Le système international de prohibition des drogues
Pierre angulaire de la politique mondiale des drogues, la Convention unique sur les stupéfiants des Nations Unies voit le jour en 1961 et instaure le systeme international de prohibition. Elle interdit et règlemente le commerce à travers, notamment, l’établissement d’une liste internationale des stupéfiants. En 1971, la lutte contre les stupéfiants connaît un développement majeur lorsque le président Nixon déclare la drogue « ennemie numéro un des Etats-Unis ». Cette « guerre contre la drogue » instaure un nouveau paradigme puisqu’elle vise à combattre la drogue sur tous les fronts, y compris en réprimant les consommateurs par de lourdes peines de prison. Des mesures drastiques censées enrayer la consommatin d’héroïne qui explose alors à travers le pays suite au retour de milliers de GI’s devenus accros pendant la guerre du Vietnam. La répression de la consommation se généralise et prend une dimension internationale en 1988 lorsque les Nations Unies adoptent une convention qui contraint les Etats à poursuivre pénalement les consommateurs : « chaque Partie adopte les mesures nécessaires pour conférer le caractère d’infraction pénale conformément à son droit interne, lorsque l’acte a été commis intentionnellement, à la détention et à l’achat de stupéfiants et de substances psychotropes et à la culture de stupéfiants destinés à la consommation personnelle (…) »
=> Convention contre le trafic illicite de stupéfiants et de substances psychotropes de 1988, Art 3, al. 2 [11]
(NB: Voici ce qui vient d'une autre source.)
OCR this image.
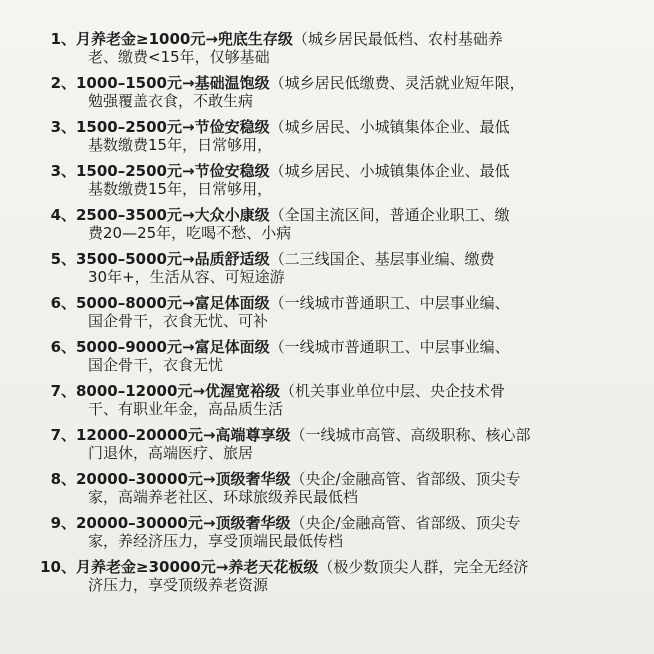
1、 月养老金≥1000元→兜底生存级（城乡居民最低档、农村基础养
老、缴费<15年，仅够基础
2、 1000–1500元→基础温饱级（城乡居民低缴费、灵活就业短年限，
勉强覆盖衣食，不敢生病
3、 1500–2500元→节俭安稳级（城乡居民、小城镇集体企业、最低
基数缴费15年，日常够用，
3、 1500–2500元→节俭安稳级（城乡居民、小城镇集体企业、最低
基数缴费15年，日常够用，
4、 2500–3500元→大众小康级（全国主流区间，普通企业职工、缴
费20—25年，吃喝不愁、小病
5、 3500–5000元→品质舒适级（二三线国企、基层事业编、缴费
30年+，生活从容、可短途游
6、 5000–8000元→富足体面级（一线城市普通职工、中层事业编、
国企骨干，衣食无忧、可补
6、 5000–9000元→富足体面级（一线城市普通职工、中层事业编、
国企骨干，衣食无忧
7、 8000–12000元→优渥宽裕级（机关事业单位中层、央企技术骨
干、有职业年金，高品质生活
7、 12000–20000元→高端尊享级（一线城市高管、高级职称、核心部
门退休，高端医疗、旅居
8、 20000–30000元→顶级奢华级（央企/金融高管、省部级、顶尖专
家，高端养老社区、环球旅级养民最低档
9、 20000–30000元→顶级奢华级（央企/金融高管、省部级、顶尖专
家，养经济压力，享受顶端民最低传档
10、 月养老金≥30000元→养老天花板级（极少数顶尖人群，完全无经济
济压力，享受顶级养老资源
Vingt-cinq ans plus tard, cette convention fait toujours autorité au niveau international et les Etats qui tentent des approches moins répressives de la politique de la drogue sont montrés du doigt. C’est le cas, notamment de la politique suisse des 4 piliers, dénoncée par les instances de l’ONU alors qu’elle est souvent citée en modèle puisqu’elle a permis de diminuer les risques sociaux-sanitaires tout en réduisant le nombre de personnes dépendantes à l’héroïne (Incidence of heroin use in Zurich, Switzerland: a treatment case register analysis Carlos Nordt, Rudolf Stohler, Clinique universitaire de psychiatrie (PUK) de Zurich, in The Lancet, 2006; 367: 1830-1834).
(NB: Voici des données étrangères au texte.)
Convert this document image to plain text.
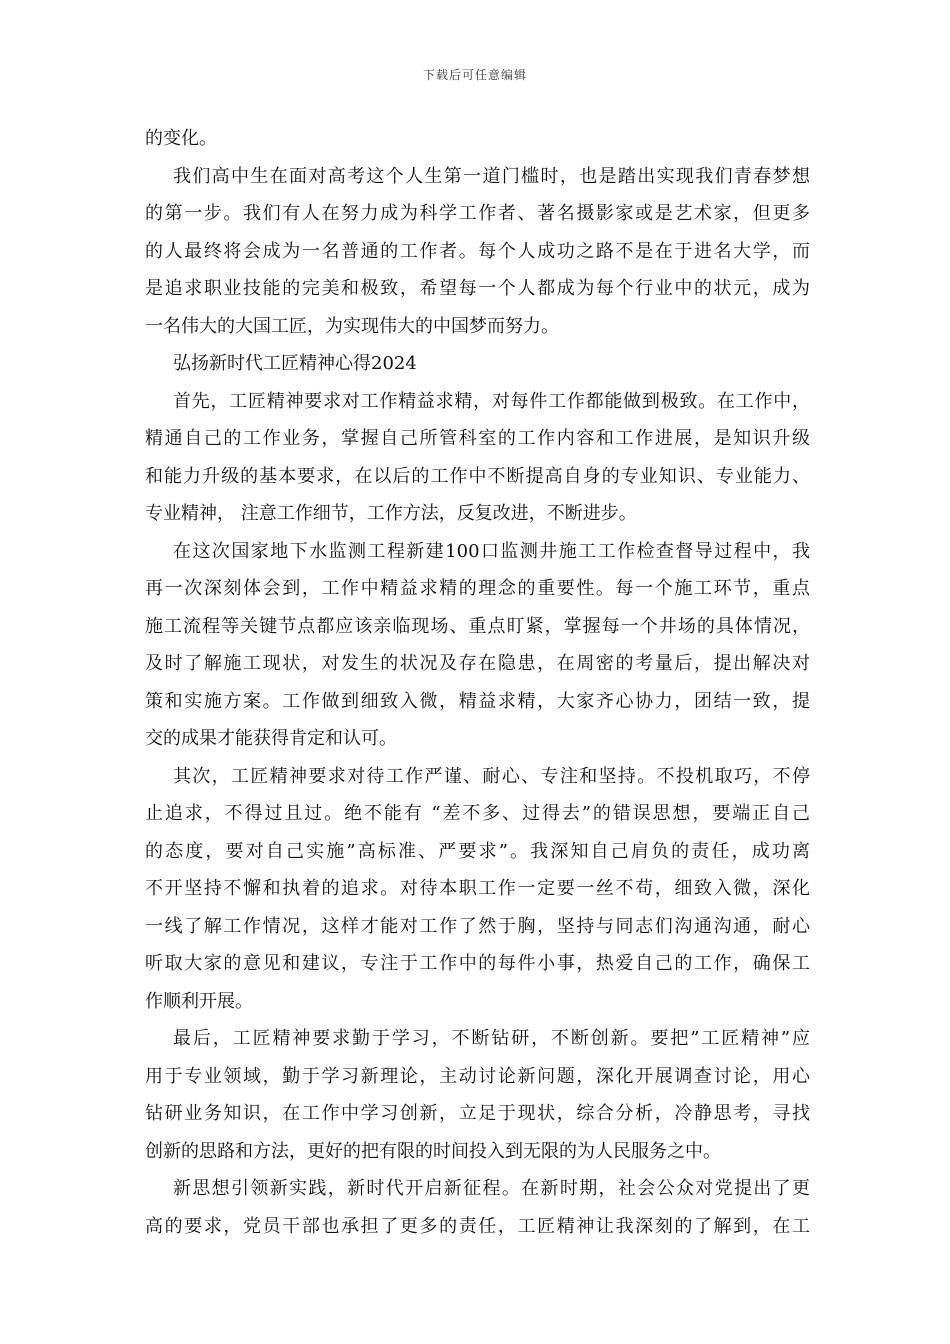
下载后可任意编辑
的变化。
我们高中生在面对高考这个人生第一道门槛时，也是踏出实现我们青春梦想
的第一步。我们有人在努力成为科学工作者、著名摄影家或是艺术家，但更多
的人最终将会成为一名普通的工作者。每个人成功之路不是在于进名大学，而
是追求职业技能的完美和极致，希望每一个人都成为每个行业中的状元，成为
一名伟大的大国工匠，为实现伟大的中国梦而努力。
弘扬新时代工匠精神心得2024
首先，工匠精神要求对工作精益求精，对每件工作都能做到极致。在工作中，
精通自己的工作业务，掌握自己所管科室的工作内容和工作进展，是知识升级
和能力升级的基本要求，在以后的工作中不断提高自身的专业知识、专业能力、
专业精神， 注意工作细节，工作方法，反复改进，不断进步。
在这次国家地下水监测工程新建100口监测井施工工作检查督导过程中，我
再一次深刻体会到，工作中精益求精的理念的重要性。每一个施工环节，重点
施工流程等关键节点都应该亲临现场、重点盯紧，掌握每一个井场的具体情况，
及时了解施工现状，对发生的状况及存在隐患，在周密的考量后，提出解决对
策和实施方案。工作做到细致入微，精益求精，大家齐心协力，团结一致，提
交的成果才能获得肯定和认可。
其次，工匠精神要求对待工作严谨、耐心、专注和坚持。不投机取巧，不停
止追求，不得过且过。绝不能有 “差不多、过得去”的错误思想，要端正自己
的态度，要对自己实施”高标准、严要求”。我深知自己肩负的责任，成功离
不开坚持不懈和执着的追求。对待本职工作一定要一丝不苟，细致入微，深化
一线了解工作情况，这样才能对工作了然于胸，坚持与同志们沟通沟通，耐心
听取大家的意见和建议，专注于工作中的每件小事，热爱自己的工作，确保工
作顺利开展。
最后，工匠精神要求勤于学习，不断钻研，不断创新。要把”工匠精神”应
用于专业领域，勤于学习新理论，主动讨论新问题，深化开展调查讨论，用心
钻研业务知识，在工作中学习创新，立足于现状，综合分析，冷静思考，寻找
创新的思路和方法，更好的把有限的时间投入到无限的为人民服务之中。
新思想引领新实践，新时代开启新征程。在新时期，社会公众对党提出了更
高的要求，党员干部也承担了更多的责任，工匠精神让我深刻的了解到，在工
Encore très idéologique, le dispositif international de lutte contre la drogue repose sur la croyance en la possibilité d’éradiquer complètement la consommation et la production de stupéfiants. Une croyance peut-être légitime il y a cinquante ans mais qui s’apparente aujourd’hui à un aveuglement ou a de la naïveté. Depuis les années’60, malgré une répression ininterrompue, le nombre de consommateurs de stupéfiants n’a cessé d’augmenter. A défaut d’atteindre ses buts, la prohibition a accéléré l’essor de réseaux mafieux souvent violents qui contrôlent aujourd’hui le marché. Elle contribue en outre à la marginalisation croissante des consommateurs de drogue.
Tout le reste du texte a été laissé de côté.